La civilisation occidentale qui a magnifié la liberté de l’individu, permis le développement des sciences et techniques… et assuré le triomphe de la société – et non de la civilisation –  de consommation au prix d’un saccage de la planète, a-t-elle plus ou moins de «valeur» que les civilisations traditionnelles d’Afrique, certes restées en marge d’un type de développement économique, mais respectueuses d’un lien sacré avec la terre et entre les générations ? Question tout aussi absurde ! Et cela n’a rien à voir avec ma préférence personnelle de continuer à vivre ici plutôt que là ! Aujourd’hui plutôt qu’en des temps anciens !

Comment ne pas voir qu’en ce début d’un millénaire où rien n’est durablement assuré de la paix entre les peuples et les continents, agiter le chiffon rouge d’un possible hiérarchisation des civilisations nippone, chinoise, indienne, arabe, africaine, occidentale… tient de l’irresponsabilité ? Ce qui n’empêche pas de mener le combat pour l’émergence d’une conscience universelle autour de valeurs « humanistes » communes.

Que l’homme d’une civilisation – comme celui d’une religion – ait la conviction d’être dans la vérité, ne l’autorise pas à en conclure que l’homme d’une autre civilisation, d’une autre religion, soit dans l’erreur. J’aime cette citation qui me revient en mémoire (et dont je reviendrai, ici, vous donner les références qui, pour l’heure, m’échappent) : «Une vérité superficielle est une vérité dont l’exact opposé est une erreur ; une vérité profonde est une vérité dont l’exact opposé est également une vérité profonde.»

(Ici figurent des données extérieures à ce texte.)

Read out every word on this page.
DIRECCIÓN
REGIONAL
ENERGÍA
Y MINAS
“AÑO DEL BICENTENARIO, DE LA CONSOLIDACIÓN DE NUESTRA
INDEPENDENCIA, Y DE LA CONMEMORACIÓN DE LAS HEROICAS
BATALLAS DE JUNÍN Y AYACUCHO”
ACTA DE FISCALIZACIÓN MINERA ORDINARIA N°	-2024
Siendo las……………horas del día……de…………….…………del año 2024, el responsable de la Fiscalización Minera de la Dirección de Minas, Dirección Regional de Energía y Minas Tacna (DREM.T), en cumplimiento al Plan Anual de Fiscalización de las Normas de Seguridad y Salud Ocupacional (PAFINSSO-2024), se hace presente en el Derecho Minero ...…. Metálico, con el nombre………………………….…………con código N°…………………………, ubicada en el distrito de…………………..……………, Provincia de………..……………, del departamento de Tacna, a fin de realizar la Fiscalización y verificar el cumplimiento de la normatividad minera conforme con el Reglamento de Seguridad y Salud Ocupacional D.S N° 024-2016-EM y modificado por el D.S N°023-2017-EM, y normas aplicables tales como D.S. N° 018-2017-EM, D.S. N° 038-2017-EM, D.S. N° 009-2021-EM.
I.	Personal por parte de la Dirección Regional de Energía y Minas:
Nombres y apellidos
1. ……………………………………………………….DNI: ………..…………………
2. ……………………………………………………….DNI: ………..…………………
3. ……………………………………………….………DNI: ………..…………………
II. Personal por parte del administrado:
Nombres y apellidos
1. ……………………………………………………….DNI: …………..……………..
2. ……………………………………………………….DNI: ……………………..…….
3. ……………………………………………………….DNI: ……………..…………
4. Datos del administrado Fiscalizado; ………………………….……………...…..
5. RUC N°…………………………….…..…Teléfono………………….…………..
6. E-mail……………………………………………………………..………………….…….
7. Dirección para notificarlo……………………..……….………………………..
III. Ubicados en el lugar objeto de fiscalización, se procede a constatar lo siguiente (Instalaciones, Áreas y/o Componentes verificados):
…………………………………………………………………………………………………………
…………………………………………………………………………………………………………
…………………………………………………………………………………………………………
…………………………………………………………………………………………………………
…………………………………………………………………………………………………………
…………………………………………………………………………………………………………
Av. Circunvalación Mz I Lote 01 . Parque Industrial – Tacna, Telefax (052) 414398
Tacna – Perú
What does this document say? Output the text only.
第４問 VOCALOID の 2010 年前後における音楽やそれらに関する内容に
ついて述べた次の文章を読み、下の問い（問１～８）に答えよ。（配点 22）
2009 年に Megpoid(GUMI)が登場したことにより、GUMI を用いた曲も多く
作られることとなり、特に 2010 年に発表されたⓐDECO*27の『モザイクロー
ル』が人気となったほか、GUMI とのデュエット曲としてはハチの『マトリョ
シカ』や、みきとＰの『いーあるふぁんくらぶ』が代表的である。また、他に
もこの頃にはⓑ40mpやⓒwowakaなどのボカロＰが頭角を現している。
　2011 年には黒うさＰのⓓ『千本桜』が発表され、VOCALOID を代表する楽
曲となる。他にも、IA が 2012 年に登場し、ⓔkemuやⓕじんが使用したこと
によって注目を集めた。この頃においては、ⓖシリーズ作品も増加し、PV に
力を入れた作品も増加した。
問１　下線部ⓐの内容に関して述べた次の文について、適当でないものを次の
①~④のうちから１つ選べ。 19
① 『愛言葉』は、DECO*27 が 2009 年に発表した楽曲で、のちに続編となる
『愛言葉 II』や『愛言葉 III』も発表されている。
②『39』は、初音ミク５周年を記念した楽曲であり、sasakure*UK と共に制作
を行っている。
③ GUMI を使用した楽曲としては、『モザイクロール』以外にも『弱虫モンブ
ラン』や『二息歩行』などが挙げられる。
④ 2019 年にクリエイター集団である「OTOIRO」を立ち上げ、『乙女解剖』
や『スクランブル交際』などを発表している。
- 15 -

Sans cet infini respect de l’autre aucun dialogue n’est possible, car il ne peut s’instaurer que sur un pied d’égalité. Et je tiens, pour ma part, que l’on peut être assuré dans sa foi et ses convictions, dans son attachement à une civilisation, et regarder avec respect et estime, l’homme ou la femme d’une autre tradition.

 

3 comments

  • Merci, René, de ce beau texte; comme j’ai pu le dire dans d’autres échanges sur FB, si, au mieux, la déclaration de Claude GUEANT est une maladresse, au pire elle prend sa place dans une caractérisation de certaines populations et certains peuples, voir est une opération électorale; on peut combattre et fustiger certaines pratiques, ce ne sont pas celles-ci qui permettent de dire qu’une « civilisation » est mauvaise ou inférieure. Sinon, que dire de pratiques de « notre » civilisation en Irak par exemple ou ce qui peut arriver en France selon les évolutions politiques à venir (risque d’autorisation de l’Euthanasie?

    Comme toi, je crois que tout homme peut apporter à l’autre, qu’il recherche à atteindre une part de la vérité et que la paix ne sera possible que par le respect de ces diversité.

  • Pour moi cela tient surtout à la confusion entre la civilisation et les valeurs. On peut estimer que telle ou telle valeur est bonne ou mauvaise ; mais la civilisation dans son ensemble ? C’est absurde. Cela m’évoque la distinction entre le pécheur et le péché. On peut rejeter le péché, le vouer aux gémonies, lutter contre lui ; mais on doit aimer le pécheur car personne n’est à ce point atteint par le péché qu’il s’identifierait à lui. Comme un homme, une civilisation peut générer le pire et le meilleur, et notre histoire comme l’histoire des autres civilisations le démontre de façon éclatante.